South Africa is not the only country that is becoming more vulnerable to adverse weather due to climate change. Mozambique has experienced a recurrence of devastating storms and flooding emanating from cyclones, with many people killed in 2019, 2021 and 2022. In 2021, the Mozambican President, Filipe Nyusi,noted that the country had lost over $150 million (about R2.5 billion) to these weather disasters.
Equally, Malawi and Zimbabwe have been severely affected by cyclones in the recent past, impacting hundreds of thousands of people.
In fact, these natural disasters have the propensity of wreaking havoc in more than one country once they strike in the region.
The effects of natural disasters are often wide-ranging and heart-wrenchingly catastrophic. On the one hand, droughts destroy crops and livestock, curtailing harvest, and usually last for a succession of years.
As the supply of food becomes unstable as a result of the scarcity generated by droughts, the prices of foodstuffs inevitably skyrocket. Obviously, this creates a food security crisis, and in certain circumstances, famine and malnutrition may follow.
On the other hand, floods wipe out social and economic infrastructure, destroying homes, roads and even commercial entities; the damage in this category in KZN is estimated at about R20bn
. People are also killed in the process, as was the case in KZN, where more than 400 people perished in the April 2022 flooding.
This makes the SHOC a crucial initiative since the recurrent disasters necessitate a co-ordinated response from a regional level. Civil society organisations (CSOs) should be an integral part of this SADC initiative, given their intimate involvement with the grass roots.
The role that the SHOC can fulfil becomes even more urgent and pivotal, considering that governments appear unable to respond with the requisite swiftness and effectiveness. In the absence of an efficacious response from the SADC and governments, vulnerable people are looking to CSOs to fill the void.

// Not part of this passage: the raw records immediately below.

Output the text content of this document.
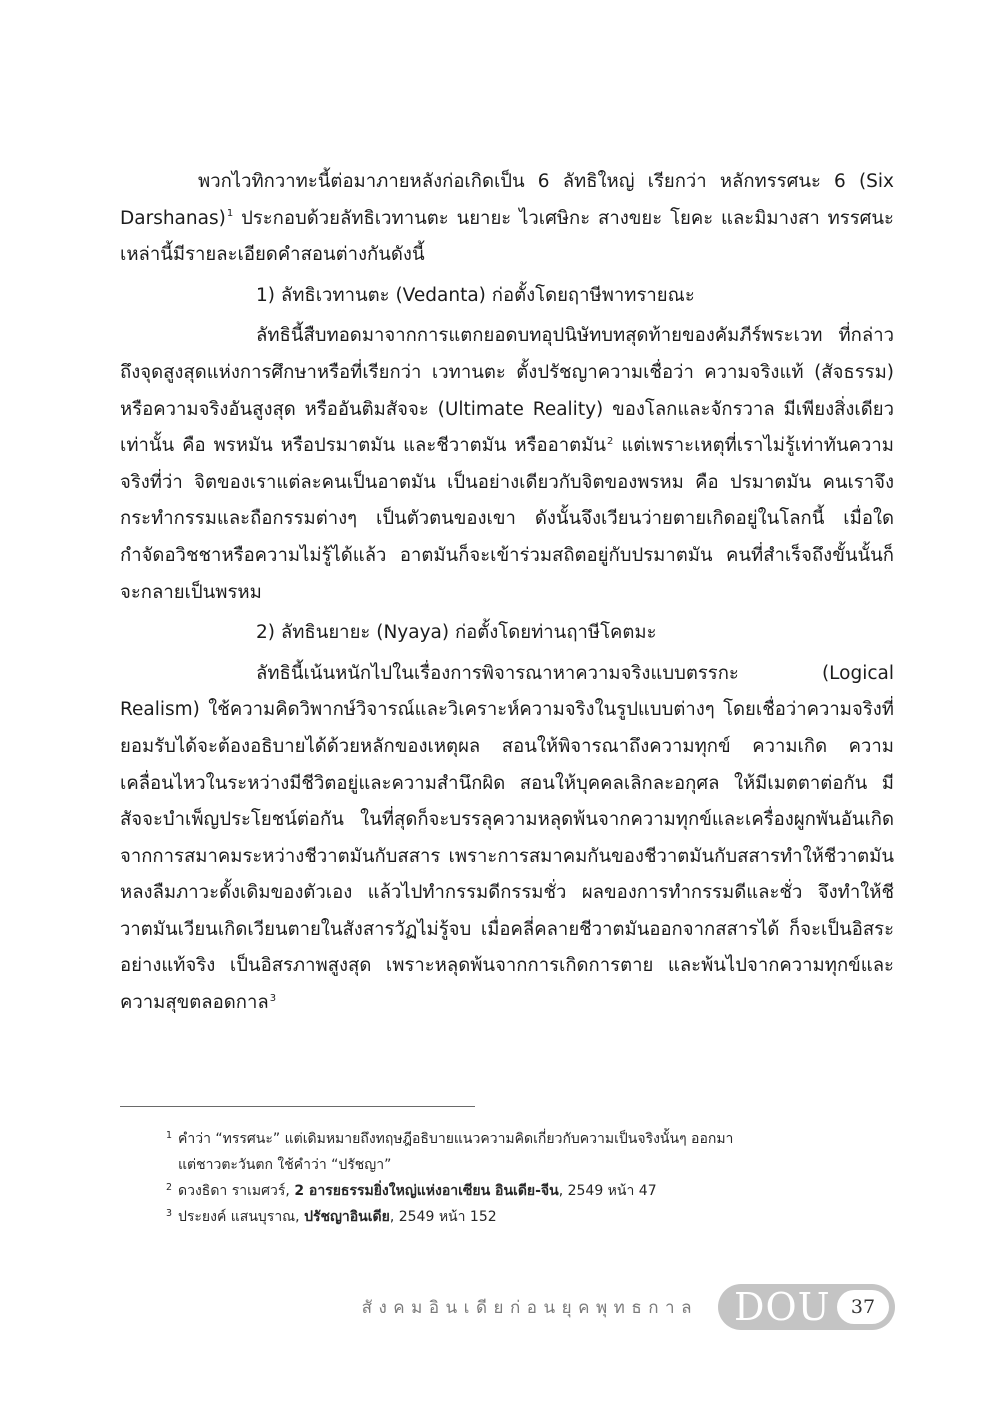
พวกไวทิกวาทะนี้ต่อมาภายหลังก่อเกิดเป็น 6 ลัทธิใหญ่ เรียกว่า หลักทรรศนะ 6 (Six Darshanas)$^1$ ประกอบด้วยลัทธิเวทานตะ นยายะ ไวเศษิกะ สางขยะ โยคะ และมิมางสา ทรรศนะเหล่านี้มีรายละเอียดคำสอนต่างกันดังนี้

1) ลัทธิเวทานตะ (Vedanta) ก่อตั้งโดยฤาษีพาทรายณะ

ลัทธินี้สืบทอดมาจากการแตกยอดบทอุปนิษัทบทสุดท้ายของคัมภีร์พระเวท ที่กล่าวถึงจุดสูงสุดแห่งการศึกษาหรือที่เรียกว่า เวทานตะ ตั้งปรัชญาความเชื่อว่า ความจริงแท้ (สัจธรรม) หรือความจริงอันสูงสุด หรืออันติมสัจจะ (Ultimate Reality) ของโลกและจักรวาล มีเพียงสิ่งเดียวเท่านั้น คือ พรหมัน หรือปรมาตมัน และชีวาตมัน หรืออาตมัน$^2$ แต่เพราะเหตุที่เราไม่รู้เท่าทันความจริงที่ว่า จิตของเราแต่ละคนเป็นอาตมัน เป็นอย่างเดียวกับจิตของพรหม คือ ปรมาตมัน คนเราจึงกระทำกรรมและถือกรรมต่างๆ เป็นตัวตนของเขา ดังนั้นจึงเวียนว่ายตายเกิดอยู่ในโลกนี้ เมื่อใดกำจัดอวิชชาหรือความไม่รู้ได้แล้ว อาตมันก็จะเข้าร่วมสถิตอยู่กับปรมาตมัน คนที่สำเร็จถึงขั้นนั้นก็จะกลายเป็นพรหม

2) ลัทธินยายะ (Nyaya) ก่อตั้งโดยท่านฤาษีโคตมะ

ลัทธินี้เน้นหนักไปในเรื่องการพิจารณาหาความจริงแบบตรรกะ (Logical Realism) ใช้ความคิดวิพากษ์วิจารณ์และวิเคราะห์ความจริงในรูปแบบต่างๆ โดยเชื่อว่าความจริงที่ยอมรับได้จะต้องอธิบายได้ด้วยหลักของเหตุผล สอนให้พิจารณาถึงความทุกข์ ความเกิด ความเคลื่อนไหวในระหว่างมีชีวิตอยู่และความสำนึกผิด สอนให้บุคคลเลิกละอกุศล ให้มีเมตตาต่อกัน มีสัจจะบำเพ็ญประโยชน์ต่อกัน ในที่สุดก็จะบรรลุความหลุดพ้นจากความทุกข์และเครื่องผูกพันอันเกิดจากการสมาคมระหว่างชีวาตมันกับสสาร เพราะการสมาคมกันของชีวาตมันกับสสารทำให้ชีวาตมันหลงลืมภาวะดั้งเดิมของตัวเอง แล้วไปทำกรรมดีกรรมชั่ว ผลของการทำกรรมดีและชั่ว จึงทำให้ชีวาตมันเวียนเกิดเวียนตายในสังสารวัฏไม่รู้จบ เมื่อคลี่คลายชีวาตมันออกจากสสารได้ ก็จะเป็นอิสระอย่างแท้จริง เป็นอิสรภาพสูงสุด เพราะหลุดพ้นจากการเกิดการตาย และพ้นไปจากความทุกข์และความสุขตลอดกาล$^3$

1 คำว่า “ทรรศนะ” แต่เดิมหมายถึงทฤษฎีอธิบายแนวความคิดเกี่ยวกับความเป็นจริงนั้นๆ ออกมา
แต่ชาวตะวันตก ใช้คำว่า “ปรัชญา”

2 ดวงธิดา ราเมศวร์, 2 อารยธรรมยิ่งใหญ่แห่งอาเซียน อินเดีย-จีน, 2549 หน้า 47

3 ประยงค์ แสนบุราณ, ปรัชญาอินเดีย, 2549 หน้า 152

สังคมอินเดียก่อนยุคพุทธกาล DOU	37
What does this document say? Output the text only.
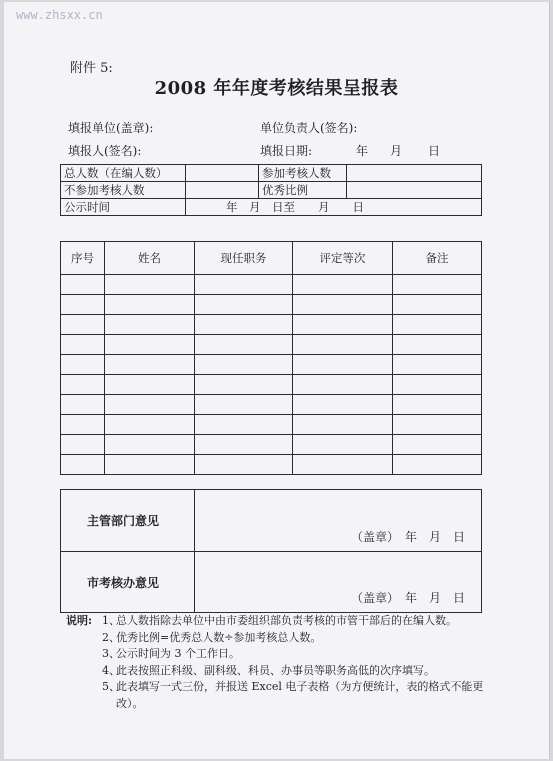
www.zhsxx.cn
附件 5:
2008 年年度考核结果呈报表
填报单位(盖章):	单位负责人(签名):
填报人(签名):	填报日期:	年 月 日
总人数（在编人数）		参加考核人数	
不参加考核人数		优秀比例	
公示时间	年　月　日至　　月　　日		
序号	姓名	现任职务	评定等次	备注

主管部门意见	
（盖章）　年　月　日
市考核办意见	
（盖章）　年　月　日
说明: 1、
总人数指除去单位中由市委组织部负责考核的市管干部后的在编人数。
2、
优秀比例=优秀总人数÷参加考核总人数。
3、
公示时间为 3 个工作日。
4、
此表按照正科级、副科级、科员、办事员等职务高低的次序填写。
5、
此表填写一式三份，并报送 Excel 电子表格（为方便统计，表的格式不能更改）。
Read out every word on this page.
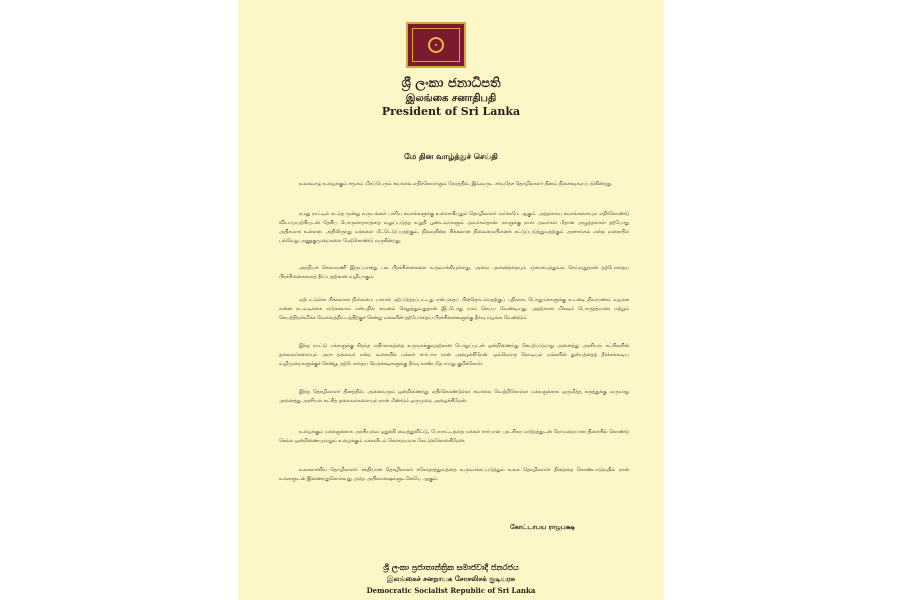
ශ්‍රී ලංකා ජනාධිපති
இலங்கை சனாதிபதி
President of Sri Lanka
மே தின வாழ்த்துச் செய்தி
உலகவாழ் உழைக்கும் சமூகம் மிகப்பெரும் சவாலை எதிர்கொள்ளும் நேரத்தில், இவ்வருட சர்வதேச தொழிலாளர் தினம் நினைவுகூரப்படுகின்றது.
நமது நாட்டில் கடந்த மூன்று வருடங்கள் பாரிய சவால்களுக்கு உள்ளாகியதும் தொழிலாளர் வர்க்கமே ஆகும். அத்தகைய சவால்களையும் எதிர்கொண்டு விடாமுயற்சியுடன் தேசிய பொருளாதாரத்தை வலுப்படுத்த உறுதி பூண்டவர்களும் அவர்கள்தான். நாளுக்கு நாள் அவர்கள் மீதான அழுத்தங்கள் தற்போது அதிகமாக உள்ளன. அதிலிருந்து மக்களை மீட்டெடுப்பதற்கும், நிலவுகின்ற சிக்கலான நிலைமையினைக் கட்டுப்படுத்துவதற்கும் அரசாங்கம் என்ற வகையில் பல்வேறு அணுகுமுறைகளை மேற்கொண்டு வருகின்றது.
அந்நியச் செலாவணி இருப்பானது பல பிரச்சினைகளை உருவாக்கியுள்ளது. அவை அனைத்தையும் முகாமைத்துவம் செய்வதுதான் தற்போதைய பிரச்சினைகளைத் தீர்ப்பதற்கான வழியாகும்.
ஏற்பட்டுள்ள சிக்கலான நிலைமை யாரால் ஏற்படுத்தப்பட்டது என்பதைப் பின்தொடர்வதற்குப் பதிலாக, பொதுமக்களுக்கு உடனடி நிவாரணம் வழங்க என்ன நடவடிக்கை எடுக்கலாம் என்பதில் கவனம் செலுத்துவதுதான் இப்போது நாம் செய்ய வேண்டியது. அதற்கான மிகவும் பொருத்தமான மற்றும் செயற்திறன்மிக்க வேலைத்திட்டத்திற்குச் சென்று மக்களின் தற்போதைய பிரச்சினைகளுக்கு தீர்வு வழங்க வேண்டும்.
இந்த நாட்டு மக்களுக்கு சிறந்த எதிர்காலத்தை உருவாக்குவதற்கான பொறுப்புடன் ஒன்றிணைந்து செயற்படுமாறு அனைத்து அரசியல் கட்சிகளின் தலைவர்களையும் அரச தலைவர் என்ற வகையில் மக்கள் சார்பாக நான் அழைக்கிறேன். ஒவ்வொரு நொடியும் மக்களின் துன்பத்தைத் தீர்க்கக்கூடிய வழிமுறைகளுக்குச் சென்று, தற்போதைய நெருக்கடிகளுக்கு தீர்வு காண்பதே எமது குறிக்கோள்.
இந்த தொழிலாளர் தினத்தில், அனைவரும் ஒன்றிணைந்து எதிர்கொண்டுள்ள சவாலை வெற்றிகொள்ள மக்களுக்காக ஒருமித்த கருத்துக்கு வருமாறு அனைத்து அரசியல் கட்சித் தலைவர்களையும் நான் மீண்டும் ஒருமுறை அழைக்கிறேன்.
உழைக்கும் மக்களுக்காக அரசியலை ஒதுக்கி வைத்துவிட்டு, போராட்டத்தை மக்கள் சார்பான புரட்சிகர மாற்றத்துடன் நேர்மறையான திசையில் கொண்டு செல்ல ஒன்றிணையுமாறும் உழைக்கும் மக்களிடம் கௌரவமாக கேட்டுக்கொள்கிறேன்.
உலகளாவிய தொழிலாளர் சக்தியான தொழிலாளர் சகோதரத்துவத்தை உருவாக்கப்படுத்தும் உலக தொழிலாளர் தினத்தை கொண்டாடுவதில் நான் உங்களுடன் இணைந்துகொள்வது அந்த அபிலாஷைகளுடனேயே ஆகும்.
கோட்டாபய ராஜபக்ஷ
ශ්‍රී ලංකා ප්‍රජාතාන්ත්‍රික සමාජවාදී ජනරජය
இலங்கைச் சனநாயக சோசலிசக் குடியரசு
Democratic Socialist Republic of Sri Lanka
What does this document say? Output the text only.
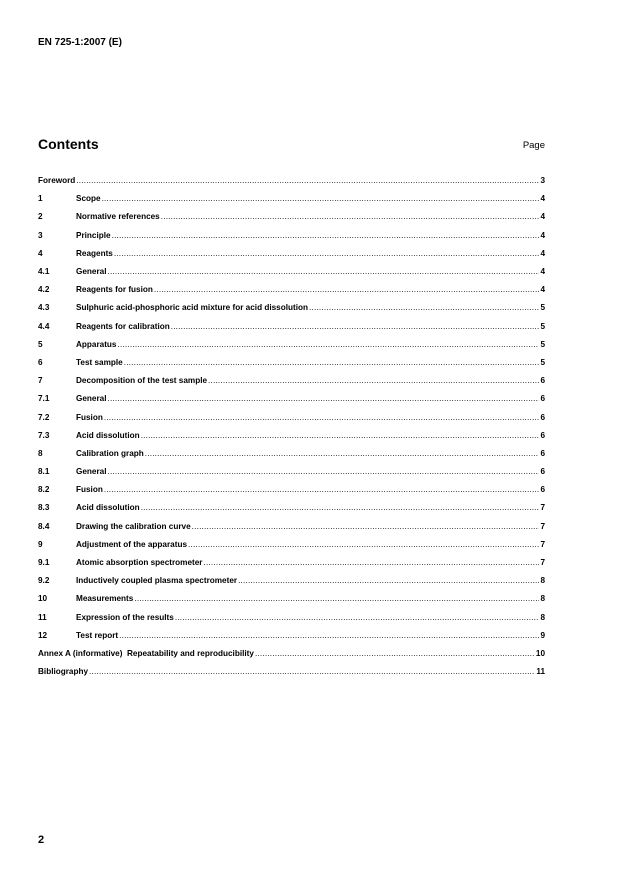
EN 725-1:2007 (E)
Contents	Page
Foreword .....	3
1	Scope .....	4
2	Normative references .....	4
3	Principle .....	4
4	Reagents .....	4
4.1	General .....	4
4.2	Reagents for fusion .....	4
4.3	Sulphuric acid-phosphoric acid mixture for acid dissolution .....	5
4.4	Reagents for calibration .....	5
5	Apparatus .....	5
6	Test sample .....	5
7	Decomposition of the test sample .....	6
7.1	General .....	6
7.2	Fusion .....	6
7.3	Acid dissolution .....	6
8	Calibration graph .....	6
8.1	General .....	6
8.2	Fusion .....	6
8.3	Acid dissolution .....	7
8.4	Drawing the calibration curve .....	7
9	Adjustment of the apparatus .....	7
9.1	Atomic absorption spectrometer .....	7
9.2	Inductively coupled plasma spectrometer .....	8
10	Measurements .....	8
11	Expression of the results .....	8
12	Test report .....	9
Annex A (informative)  Repeatability and reproducibility .....	10
Bibliography .....	11
2
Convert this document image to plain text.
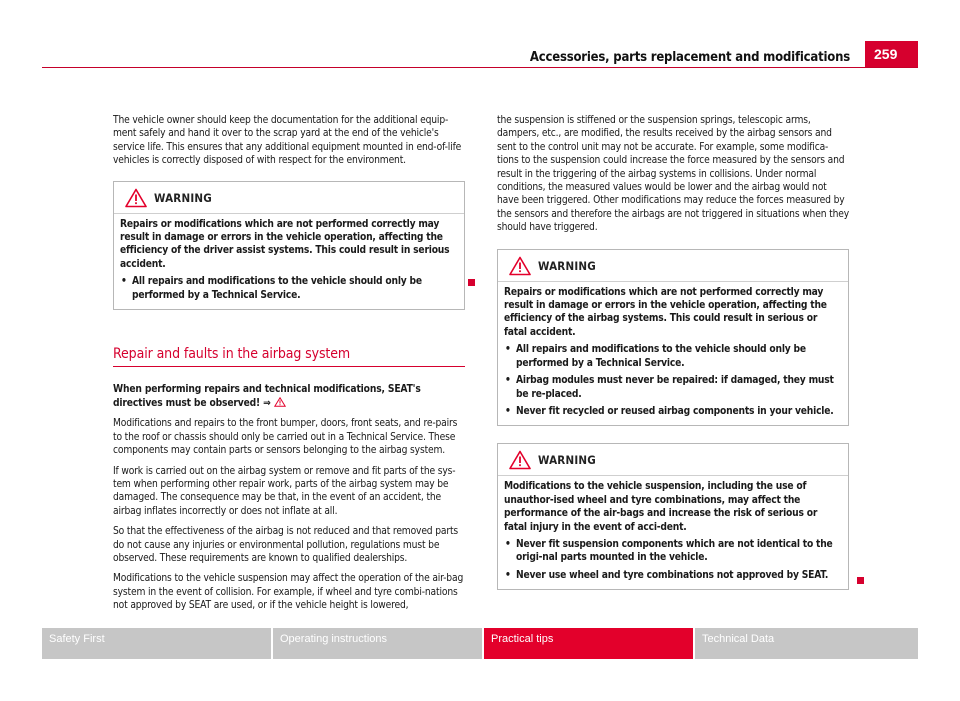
Accessories, parts replacement and modifications	259

The vehicle owner should keep the documentation for the additional equip-ment safely and hand it over to the scrap yard at the end of the vehicle's service life. This ensures that any additional equipment mounted in end-of-life vehicles is correctly disposed of with respect for the environment.

WARNING

Repairs or modifications which are not performed correctly may result in damage or errors in the vehicle operation, affecting the efficiency of the driver assist systems. This could result in serious accident.

• All repairs and modifications to the vehicle should only be performed by a Technical Service.

Repair and faults in the airbag system

When performing repairs and technical modifications, SEAT's directives must be observed! ⇒

Modifications and repairs to the front bumper, doors, front seats, and re-pairs to the roof or chassis should only be carried out in a Technical Service. These components may contain parts or sensors belonging to the airbag system.

If work is carried out on the airbag system or remove and fit parts of the sys-tem when performing other repair work, parts of the airbag system may be damaged. The consequence may be that, in the event of an accident, the airbag inflates incorrectly or does not inflate at all.

So that the effectiveness of the airbag is not reduced and that removed parts do not cause any injuries or environmental pollution, regulations must be observed. These requirements are known to qualified dealerships.

Modifications to the vehicle suspension may affect the operation of the air-bag system in the event of collision. For example, if wheel and tyre combi-nations not approved by SEAT are used, or if the vehicle height is lowered,

the suspension is stiffened or the suspension springs, telescopic arms, dampers, etc., are modified, the results received by the airbag sensors and sent to the control unit may not be accurate. For example, some modifica-tions to the suspension could increase the force measured by the sensors and result in the triggering of the airbag systems in collisions. Under normal conditions, the measured values would be lower and the airbag would not have been triggered. Other modifications may reduce the forces measured by the sensors and therefore the airbags are not triggered in situations when they should have triggered.

WARNING

Repairs or modifications which are not performed correctly may result in damage or errors in the vehicle operation, affecting the efficiency of the airbag systems. This could result in serious or fatal accident.

• All repairs and modifications to the vehicle should only be performed by a Technical Service.

• Airbag modules must never be repaired: if damaged, they must be re-placed.

• Never fit recycled or reused airbag components in your vehicle.

WARNING

Modifications to the vehicle suspension, including the use of unauthor-ised wheel and tyre combinations, may affect the performance of the air-bags and increase the risk of serious or fatal injury in the event of acci-dent.

• Never fit suspension components which are not identical to the origi-nal parts mounted in the vehicle.

• Never use wheel and tyre combinations not approved by SEAT.

Safety First	Operating instructions	Practical tips	Technical Data
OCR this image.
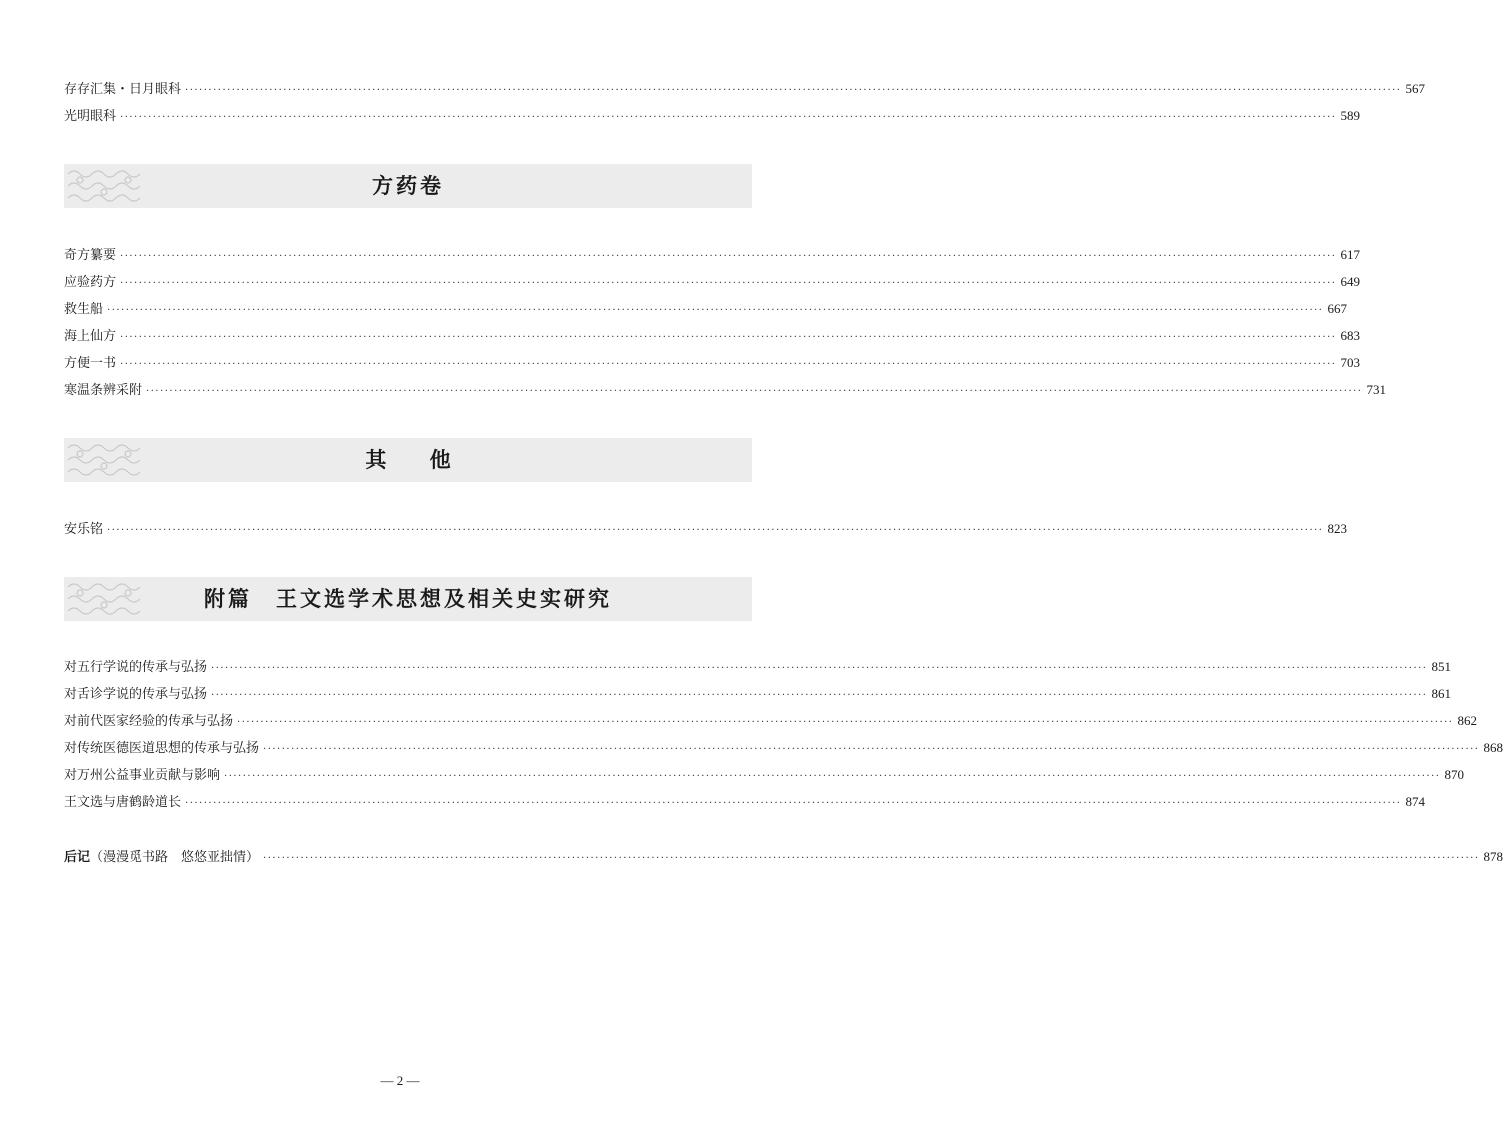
存存汇集・日月眼科 ···································································································································································································································································· 567
光明眼科 ···································································································································································································································································· 589
方药卷
奇方纂要 ···································································································································································································································································· 617
应验药方 ···································································································································································································································································· 649
救生船 ···································································································································································································································································· 667
海上仙方 ···································································································································································································································································· 683
方便一书 ···································································································································································································································································· 703
寒温条辨采附 ···································································································································································································································································· 731
其 他
安乐铭 ···································································································································································································································································· 823
附篇　王文选学术思想及相关史实研究
对五行学说的传承与弘扬 ···································································································································································································································································· 851
对舌诊学说的传承与弘扬 ···································································································································································································································································· 861
对前代医家经验的传承与弘扬 ···································································································································································································································································· 862
对传统医德医道思想的传承与弘扬 ···································································································································································································································································· 868
对万州公益事业贡献与影响 ···································································································································································································································································· 870
王文选与唐鹤龄道长 ···································································································································································································································································· 874
后记（漫漫觅书路　悠悠亚拙情） ···································································································································································································································································· 878
— 2 —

Specifically, this was demonstrated in the amount of faith afforded to these organisations by the affected people in response to the KZN floods; for instance, the Gift of the Givers facilitated streams of donations from several sources that trusted the organisation to assist those devastated by the floods.
However, this involvement does not absolve the SADC and governments of their responsibility to take the lead in managing natural disasters. Instead, the SADC, governments and CSOs should work together, and by so doing, the positive cumulative impact of their intervention will multiply.
As people are increasingly losing faith in government institutions, working with these organisations will be in the best interest of the SADC and governments in restoring this faith.
But with some countries in the region so poor that a significant share of their national budgets is financed by foreign donors, the SHOC would be an important mechanism for responding to natural disasters, with costs of operation carried at the regional level and not the domestic level.